This picture was taken in August 2016 during one of my reasonably infrequent trips to Shoreditch. I am beginning to think I need another trip there, but for the moment I’ll be staying put. This gorgeous piece is by Mr Cenz, whose etherial portraits are emblematic of the London street art scene.
There is something about the colors green and purple that work so well together and Mr Cenz has worked his magic in this piece, creatinng a metallic sheen to the whole thing with carefully positioned white highlights.. The strange thing about this piece is that the familiar female features are held together by shades and abstract shapes that on their own wouldn’t look like anything. Clever work.
I have waited a long while to photograph this mural from Mr Penfold, mainly because it is not in a place I frequent all that much, there isn’t any other street art to speak of just in this spot, so it requires a special trip or an occasion when I happen to be in the right place at the right time.
That time was about a month ago on one of those rare sunny days in an otherwise very wet (the wettest on record) February. This mural is what Mr Penfold does so well and so distinctively. In his ‘liquorice allsort’ colours and 1980’s designer patterns Mr Penfold presents with a pleasing abstract pece that turns a boring wall into a point of interest. This is most likely a comission from the shop or possibly from the Business Improvement District. A nice piece.
Mr Klue is going through a productive and creative patch at the moment, and it is a real pleasure to see his work springing up all over the place. This large piece in the tunnel at St Werburghs is a bit of a feast for the eyes.
Unfortunately, the light in the tunnel has goofed up the colours a bit and a car was parked in a place where I couldn’t swing to the right to get more natural light on the image. Why do people park in the tunnel? Sadly I can’t go back to get more pictures, because it has already gone. Turnover in the tunnel is so high at the moment, probably because we have had so much rain.
The piece itself is classic Mr Klue fare with the added bonus of a character and his top hat, most likely influenced by Carroll’s mad hatter. Mr Klue has used this imagery several times in his murals and it adds another layer of mystery to his abstract work. A grand piece.
I don’t get to see nearly enough of 3Dom’s work. In the five or so years I have been doing this, his pieces have consistently been of the highest quality. Crazy and quirly at times, he seems to be constantly evolving his style and keeping things interesting.
This very recent piece in Picton Mews combines two of his fascinations, a skull and his abstract flowers. The dark skull contrasting with the vibrant colours of the flowers kind of gives me a sense of hope, beauty emerging from despair type of thing. As always immaculately executed and beautifully set on a dark blue background – an unusual colour in street art. More of this would be a great thing.

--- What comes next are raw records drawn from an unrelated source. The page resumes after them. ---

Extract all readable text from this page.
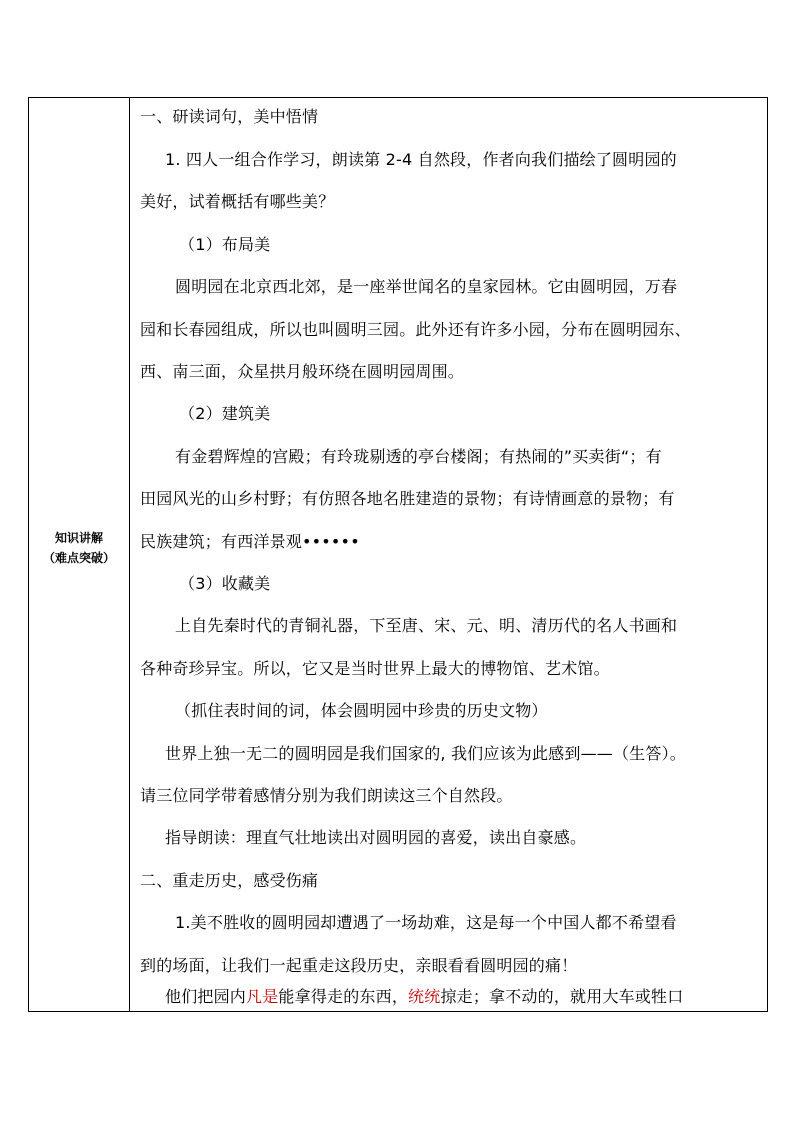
知识讲解
（难点突破）
一、研读词句，美中悟情
1. 四人一组合作学习，朗读第 2-4 自然段，作者向我们描绘了圆明园的
美好，试着概括有哪些美？
（1）布局美
圆明园在北京西北郊，是一座举世闻名的皇家园林。它由圆明园，万春
园和长春园组成，所以也叫圆明三园。此外还有许多小园，分布在圆明园东、
西、南三面，众星拱月般环绕在圆明园周围。
（2）建筑美
有金碧辉煌的宫殿；有玲珑剔透的亭台楼阁；有热闹的”买卖街“；有
田园风光的山乡村野；有仿照各地名胜建造的景物；有诗情画意的景物；有
民族建筑；有西洋景观••••••
（3）收藏美
上自先秦时代的青铜礼器，下至唐、宋、元、明、清历代的名人书画和
各种奇珍异宝。所以，它又是当时世界上最大的博物馆、艺术馆。
（抓住表时间的词，体会圆明园中珍贵的历史文物）
世界上独一无二的圆明园是我们国家的, 我们应该为此感到——（生答）。
请三位同学带着感情分别为我们朗读这三个自然段。
指导朗读：理直气壮地读出对圆明园的喜爱，读出自豪感。
二、重走历史，感受伤痛
1.美不胜收的圆明园却遭遇了一场劫难，这是每一个中国人都不希望看
到的场面，让我们一起重走这段历史，亲眼看看圆明园的痛！
他们把园内凡是能拿得走的东西，统统掠走；拿不动的，就用大车或牲口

In one of his favourite spots, Mr Klue has painted this bright and breezy piece as part of a 64 Dot Com collaboration with DNT and Mr Sleven. In this more than in other pieces you can see the letters KLUE if you look carefully, with the U and E being especially clear.

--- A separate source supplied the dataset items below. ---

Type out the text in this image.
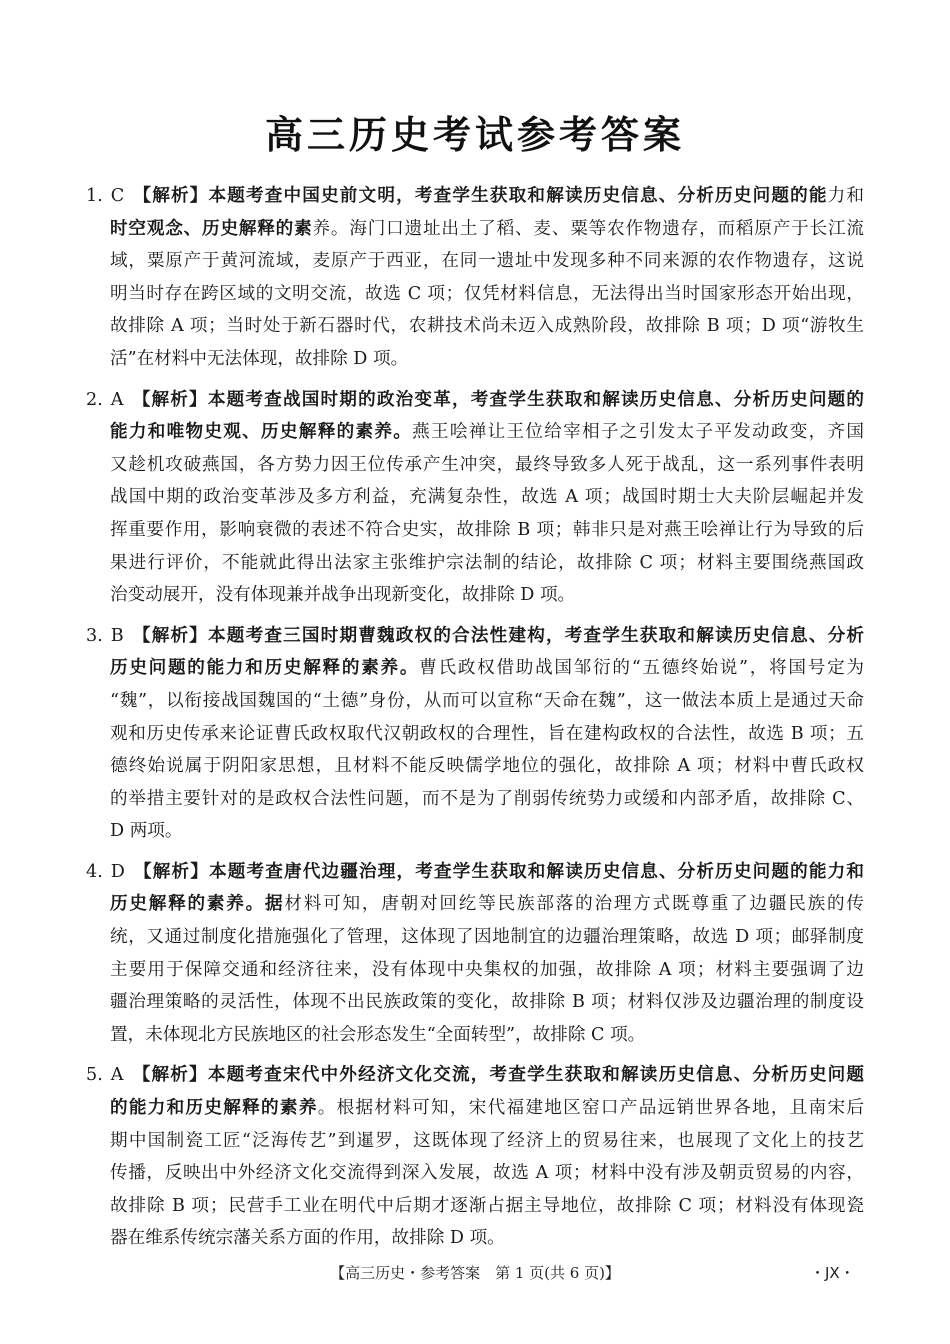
高三历史考试参考答案
1. C 【解析】本题考查中国史前文明，考查学生获取和解读历史信息、分析历史问题的能力和
时空观念、历史解释的素养。海门口遗址出土了稻、麦、粟等农作物遗存，而稻原产于长江流
域，粟原产于黄河流域，麦原产于西亚，在同一遗址中发现多种不同来源的农作物遗存，这说
明当时存在跨区域的文明交流，故选 C 项；仅凭材料信息，无法得出当时国家形态开始出现，
故排除 A 项；当时处于新石器时代，农耕技术尚未迈入成熟阶段，故排除 B 项；D 项“游牧生
活”在材料中无法体现，故排除 D 项。
2. A 【解析】本题考查战国时期的政治变革，考查学生获取和解读历史信息、分析历史问题的
能力和唯物史观、历史解释的素养。燕王哙禅让王位给宰相子之引发太子平发动政变，齐国
又趁机攻破燕国，各方势力因王位传承产生冲突，最终导致多人死于战乱，这一系列事件表明
战国中期的政治变革涉及多方利益，充满复杂性，故选 A 项；战国时期士大夫阶层崛起并发
挥重要作用，影响衰微的表述不符合史实，故排除 B 项；韩非只是对燕王哙禅让行为导致的后
果进行评价，不能就此得出法家主张维护宗法制的结论，故排除 C 项；材料主要围绕燕国政
治变动展开，没有体现兼并战争出现新变化，故排除 D 项。
3. B 【解析】本题考查三国时期曹魏政权的合法性建构，考查学生获取和解读历史信息、分析
历史问题的能力和历史解释的素养。曹氏政权借助战国邹衍的“五德终始说”，将国号定为
“魏”，以衔接战国魏国的“土德”身份，从而可以宣称“天命在魏”，这一做法本质上是通过天命
观和历史传承来论证曹氏政权取代汉朝政权的合理性，旨在建构政权的合法性，故选 B 项；五
德终始说属于阴阳家思想，且材料不能反映儒学地位的强化，故排除 A 项；材料中曹氏政权
的举措主要针对的是政权合法性问题，而不是为了削弱传统势力或缓和内部矛盾，故排除 C、
D 两项。
4. D 【解析】本题考查唐代边疆治理，考查学生获取和解读历史信息、分析历史问题的能力和
历史解释的素养。据材料可知，唐朝对回纥等民族部落的治理方式既尊重了边疆民族的传
统，又通过制度化措施强化了管理，这体现了因地制宜的边疆治理策略，故选 D 项；邮驿制度
主要用于保障交通和经济往来，没有体现中央集权的加强，故排除 A 项；材料主要强调了边
疆治理策略的灵活性，体现不出民族政策的变化，故排除 B 项；材料仅涉及边疆治理的制度设
置，未体现北方民族地区的社会形态发生“全面转型”，故排除 C 项。
5. A 【解析】本题考查宋代中外经济文化交流，考查学生获取和解读历史信息、分析历史问题
的能力和历史解释的素养。根据材料可知，宋代福建地区窑口产品远销世界各地，且南宋后
期中国制瓷工匠“泛海传艺”到暹罗，这既体现了经济上的贸易往来，也展现了文化上的技艺
传播，反映出中外经济文化交流得到深入发展，故选 A 项；材料中没有涉及朝贡贸易的内容，
故排除 B 项；民营手工业在明代中后期才逐渐占据主导地位，故排除 C 项；材料没有体现瓷
器在维系传统宗藩关系方面的作用，故排除 D 项。
【高三历史・参考答案　第 1 页(共 6 页)】	・JX・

The abstract style so unique to this artist is soft and ephemeral and like a cloud looks like it might evaporate altogether at the slightest gust of wind. In this piece there is a return of some steps, a feature I always like in his work. Capping off the whole thing is a halo in yellow, which adds a touch of humour. A lovely piece.
Turbo Island Has seen quite a bit of action in the last month. First there was a reminder to vote in the election from DNT (not posted), then there was a happy Christmas message from Rezwonk and Decay, and then early in the new year, Mr Klue gave us this lovely abstract piece.

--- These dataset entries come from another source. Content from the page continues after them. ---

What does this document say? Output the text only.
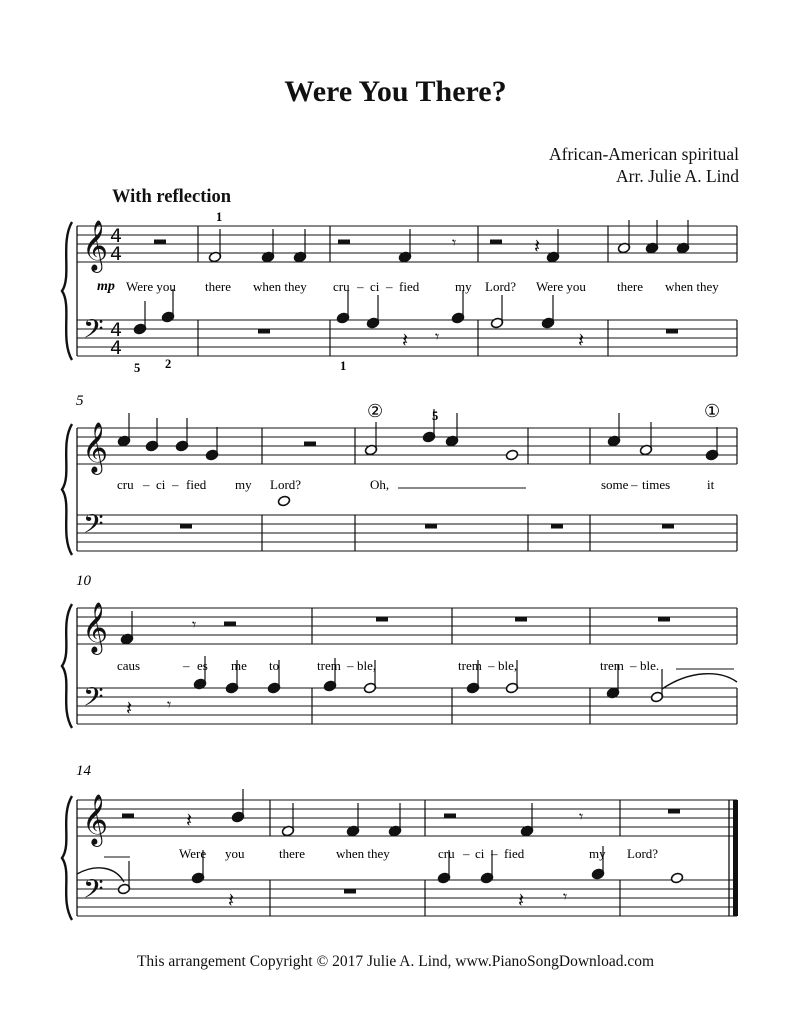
Were You There?
African-American spiritual
Arr. Julie A. Lind
With reflection
𝄞
𝄢
4
4
4
4
𝄞
𝄢
𝄞
𝄢
𝄞
𝄢
𝄾	𝄽
𝄽 𝄾	𝄽
𝄾
𝄽 𝄾
𝄽	𝄾
𝄽	𝄽 𝄾
mp
1
5 2	1
Were you there when they cru – ci – fied	my Lord? Were you there when they
5	②	5	①
cru – ci – fied my Lord?	Oh,	some – times	it
10
caus	– es me to	trem – ble,	trem – ble,	trem – ble.
14
Were you	there when they	cru – ci – fied	my Lord?
This arrangement Copyright © 2017 Julie A. Lind, www.PianoSongDownload.com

Nothing lasts long on this hoarding before it gets tagged, and I was a bit slow in photographing this one. I do think though that it is a great place for street/graffiti art and I would like to think that this will become a high quality high turnover space for local artists. It certainly is in a fantastic spot with a whole ton of cars passing by every day, and I think that there is an element of curation from the Peeople’s Republic of Stokes Croft.
Mr Klue has included a Mad Hatter’s hat, which is a motif used reasonably frequently in the artist’s work. Great to see a flurry of Mr Klue pieces this winter, because as many will know I am an admirer of his nicely understated work.
Mr Klue doesn’t seem to be hitting the walls as often as he used to, so finding one of his pieces these days is all the more pleasurable. This one, at the Farm end of St Werburghs tunnel (a favoured spot for Mr Klue) appeared a couple of weeks ago.
As always there is a whimsical and mysterious look to the piece. The whispy abstract form often spells out KLUE, but I must say I am baffled by this one. Maybe it says nothing at all. Always great to see his work, however infrequently.